Gelet op het voorgaande en op de adviezen van de deskundigen over het behandelperspec-tief van verdachte en de daartoe noodzakelijke setting acht de rechtbank een TBS-maatregel met dwangverpleging voor verdachte het meest passend en geboden. Door het opleggen van TBS met dwangverpleging kan een voldoende stevig kader worden gecreëerd voor de noodzakelijk te achten behandeling in een langdurige, intensieve en hoog beveiligde setting. Een TBS-maatregel met dwangverpleging biedt ook een geschiktere uitgangspositie voor een geleidelijke resocialisatie. De rechtbank hecht daar veel waarde aan nu het in het verleden vaker mis is gegaan en het van belang is dat verdachte zijn behandeling kan afronden en kan toewerken aan een zelfstandiger leven met de zorg en hulp die daarbij past.

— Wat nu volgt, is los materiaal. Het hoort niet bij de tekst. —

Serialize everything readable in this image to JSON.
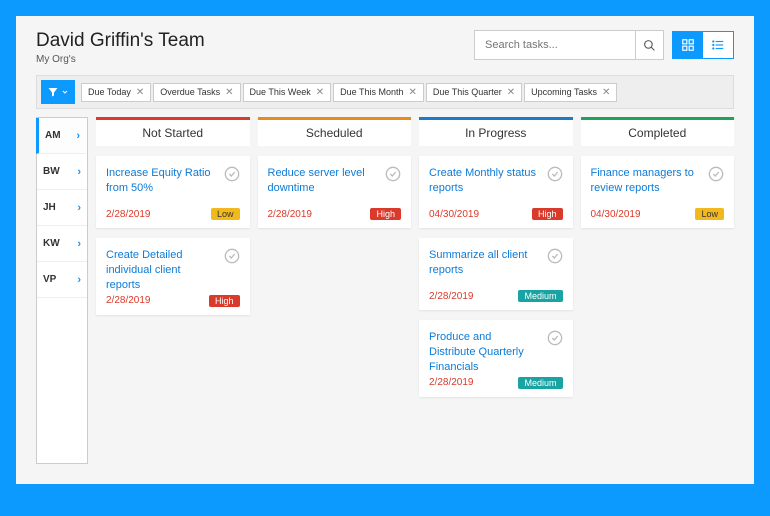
{
  "header": {
    "title": "David Griffin's Team",
    "subtitle": "My Org's",
    "search_placeholder": "Search tasks..."
  },
  "filters": [
    {
      "label": "Due Today"
    },
    {
      "label": "Overdue Tasks"
    },
    {
      "label": "Due This Week"
    },
    {
      "label": "Due This Month"
    },
    {
      "label": "Due This Quarter"
    },
    {
      "label": "Upcoming Tasks"
    }
  ],
  "people": [
    {
      "initials": "AM",
      "active": true
    },
    {
      "initials": "BW",
      "active": false
    },
    {
      "initials": "JH",
      "active": false
    },
    {
      "initials": "KW",
      "active": false
    },
    {
      "initials": "VP",
      "active": false
    }
  ],
  "columns": [
    {
      "name": "Not Started",
      "color": "red",
      "cards": [
        {
          "title": "Increase Equity Ratio from 50%",
          "date": "2/28/2019",
          "priority": "Low"
        },
        {
          "title": "Create Detailed individual client reports",
          "date": "2/28/2019",
          "priority": "High"
        }
      ]
    },
    {
      "name": "Scheduled",
      "color": "orange",
      "cards": [
        {
          "title": "Reduce server level downtime",
          "date": "2/28/2019",
          "priority": "High"
        }
      ]
    },
    {
      "name": "In Progress",
      "color": "blue",
      "cards": [
        {
          "title": "Create Monthly status reports",
          "date": "04/30/2019",
          "priority": "High"
        },
        {
          "title": "Summarize all client reports",
          "date": "2/28/2019",
          "priority": "Medium"
        },
        {
          "title": "Produce and Distribute Quarterly Financials",
          "date": "2/28/2019",
          "priority": "Medium"
        }
      ]
    },
    {
      "name": "Completed",
      "color": "green",
      "cards": [
        {
          "title": "Finance managers to review reports",
          "date": "04/30/2019",
          "priority": "Low"
        }
      ]
    }
  ]
}
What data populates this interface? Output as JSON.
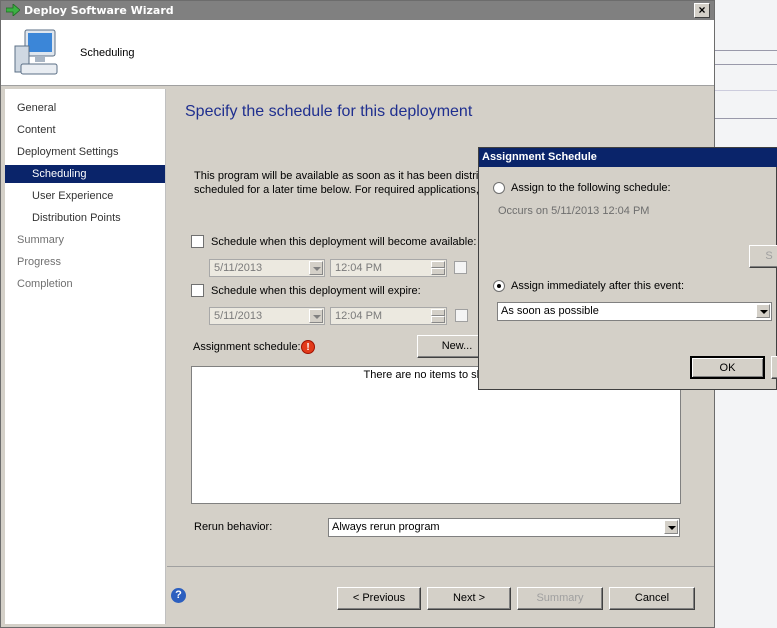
{
  "window": {
    "title": "Deploy Software Wizard",
    "page_header": "Scheduling"
  },
  "nav": {
    "items": [
      {
        "label": "General",
        "state": "normal"
      },
      {
        "label": "Content",
        "state": "normal"
      },
      {
        "label": "Deployment Settings",
        "state": "normal"
      },
      {
        "label": "Scheduling",
        "state": "active"
      },
      {
        "label": "User Experience",
        "state": "normal"
      },
      {
        "label": "Distribution Points",
        "state": "normal"
      },
      {
        "label": "Summary",
        "state": "dim"
      },
      {
        "label": "Progress",
        "state": "dim"
      },
      {
        "label": "Completion",
        "state": "dim"
      }
    ]
  },
  "main": {
    "heading": "Specify the schedule for this deployment",
    "description_line1": "This program will be available as soon as it has been distribu",
    "description_line2": "scheduled for a later time below. For required applications, sp",
    "available": {
      "label": "Schedule when this deployment will become available:",
      "date": "5/11/2013",
      "time": "12:04 PM",
      "checked": false
    },
    "expire": {
      "label": "Schedule when this deployment will expire:",
      "date": "5/11/2013",
      "time": "12:04 PM",
      "checked": false
    },
    "assignment_label": "Assignment schedule:",
    "new_button": "New...",
    "empty_list": "There are no items to show in",
    "rerun_label": "Rerun behavior:",
    "rerun_value": "Always rerun program"
  },
  "footer": {
    "previous": "< Previous",
    "next": "Next >",
    "summary": "Summary",
    "cancel": "Cancel"
  },
  "dialog": {
    "title": "Assignment Schedule",
    "option_schedule": "Assign to the following schedule:",
    "occurs": "Occurs on 5/11/2013 12:04 PM",
    "schedule_button": "S",
    "option_event": "Assign immediately after this event:",
    "event_value": "As soon as possible",
    "ok": "OK"
  },
  "colors": {
    "title_inactive": "#808080",
    "title_active": "#0a246a",
    "heading": "#1f2f8f",
    "selection": "#0a246a"
  }
}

De rechtbank is van oordeel dat verdachte, nu aan de (wettelijke) criteria daarvoor is voldaan en gelet op hetgeen hiervoor is overwogen, ter beschikking dient te worden gesteld met bevel tot verpleging van overheidswege. De rechtbank is tot slot van oordeel dat de pogingen zware mishandeling en eenvoudige mishandelingen kunnen worden aangemerkt als misdrijven die gericht zijn tegen of gevaar veroorzaken voor de onaantastbaarheid van het lichaam van personen, zodat de totale duur van de TBS-maatregel met dwangverple-ging een periode van vier jaar te boven mag gaan.